The counter values from individual worker machines are periodically propagated to the master. The master aggregates the counter values from successful map and reduce tasks and returns them to the user code when the MapReduce operation is completed. The master eliminates the effects of duplicate executions of the same map or reduce task to avoid double counting.
MapReduce has been used at Google for a wide range of domains including:
- Large-scale machine learning problems.
- Clustering problems for the Google News and Froggle products.
- Extraction of data used to produce reports of popular queries.
- Extraction of the properties of web pages for new experiments and products.
- Large-scale graph computations.
MapReduce has been so successful because it makes it possible to write a simple program and run it efficiently on a thousand machines int he course of half an hour, greatly speeding up the development and prototyping cycle. It allows programmers who have no experience with distributed and/or parallel systems to exploit large amounts of resources easily.
Probably the most significant use of MapReduce is the rewrite of the production indexing system that produces the data structures used for the Google web search service.
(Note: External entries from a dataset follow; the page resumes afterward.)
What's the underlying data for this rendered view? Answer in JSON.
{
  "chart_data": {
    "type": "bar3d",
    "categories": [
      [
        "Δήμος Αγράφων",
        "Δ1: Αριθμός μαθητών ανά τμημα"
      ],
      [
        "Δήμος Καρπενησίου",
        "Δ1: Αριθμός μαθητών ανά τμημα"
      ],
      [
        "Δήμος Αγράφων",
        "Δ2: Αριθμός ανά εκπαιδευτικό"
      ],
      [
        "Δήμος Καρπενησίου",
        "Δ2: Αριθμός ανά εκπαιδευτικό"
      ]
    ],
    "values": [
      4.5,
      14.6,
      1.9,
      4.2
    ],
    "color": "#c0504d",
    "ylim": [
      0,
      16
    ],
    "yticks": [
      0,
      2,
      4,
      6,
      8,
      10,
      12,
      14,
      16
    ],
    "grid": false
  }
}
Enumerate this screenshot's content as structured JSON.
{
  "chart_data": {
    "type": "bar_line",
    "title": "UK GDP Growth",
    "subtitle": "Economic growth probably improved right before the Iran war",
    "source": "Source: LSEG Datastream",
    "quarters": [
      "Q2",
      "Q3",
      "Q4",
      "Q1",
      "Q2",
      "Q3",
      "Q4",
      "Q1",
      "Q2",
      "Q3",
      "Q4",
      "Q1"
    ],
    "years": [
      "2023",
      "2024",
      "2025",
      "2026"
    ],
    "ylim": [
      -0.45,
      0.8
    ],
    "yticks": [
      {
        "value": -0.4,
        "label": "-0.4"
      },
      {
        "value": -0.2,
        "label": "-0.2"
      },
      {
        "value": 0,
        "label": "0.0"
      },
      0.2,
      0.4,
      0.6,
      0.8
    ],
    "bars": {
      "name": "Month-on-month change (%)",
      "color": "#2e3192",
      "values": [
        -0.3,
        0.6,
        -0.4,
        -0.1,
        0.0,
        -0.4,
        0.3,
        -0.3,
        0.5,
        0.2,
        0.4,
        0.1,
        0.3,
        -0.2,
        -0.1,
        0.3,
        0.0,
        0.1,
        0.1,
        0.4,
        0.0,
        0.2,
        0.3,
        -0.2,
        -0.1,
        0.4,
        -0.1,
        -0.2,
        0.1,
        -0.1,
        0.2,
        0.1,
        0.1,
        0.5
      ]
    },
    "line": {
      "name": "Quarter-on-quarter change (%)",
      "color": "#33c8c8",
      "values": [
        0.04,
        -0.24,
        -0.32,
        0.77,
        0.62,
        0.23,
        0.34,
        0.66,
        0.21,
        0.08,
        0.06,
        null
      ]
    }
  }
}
Using MapReduce has provided several benefits:
- The indexing code is simpler, smaller, and easier to understand, because the code that deals with fault tolerance, distribution, and parallelisation is hidden within the MapReduce library.
- The performance of the MapReduce library is good enough that it can keep conceptually unrelated computations separate, instead of mixing them together to avoid extra passes over the data.
- The indexing process has become much easier to operate, because most of the problems caused by machine failures, slow machines, and networking hiccups are dealt with automatically by the MapReduce library without operator intervention.
MapReduce exploits a restricted programming model to parallelise the user program automatically and to provide transparent fault-tolerance.
By restricting the programming model, the MapReduce framework is able to partition the problem into a larger number of fine-grained tasks. These tasks are dynamically scheduled on available workers so that faster worker process more tasks. The restricted programming model also allows to schedule redundant execution of tasks near the end of the job which greatly reduces completion time in the presence of non-uniformities.
The success of MapReduce is attributed to:
- The model is easy to use, even for programmers without experience with parallel and distributed systems, since it hides the details of parallelisation, fault-tolerance, locality optimisation, and load balancing.
- A large variety of problems are easily expressible as MapReduce computations.
- There is an implementation of MapReduce that scales to large clusters of machines compromising thousand of machines.
Some learnings:
- Restricting the programming model makes it easy to parallelise and distribute computations and to make such computations fault-tolerance.
- Network bandwidth is a scarce resource. A number of optimisations in the system have been done towards reducing the amount of data sent across the network.
- Redundant execution can be used to reduce the impact of slow machines, and to handle machine failures and data loss.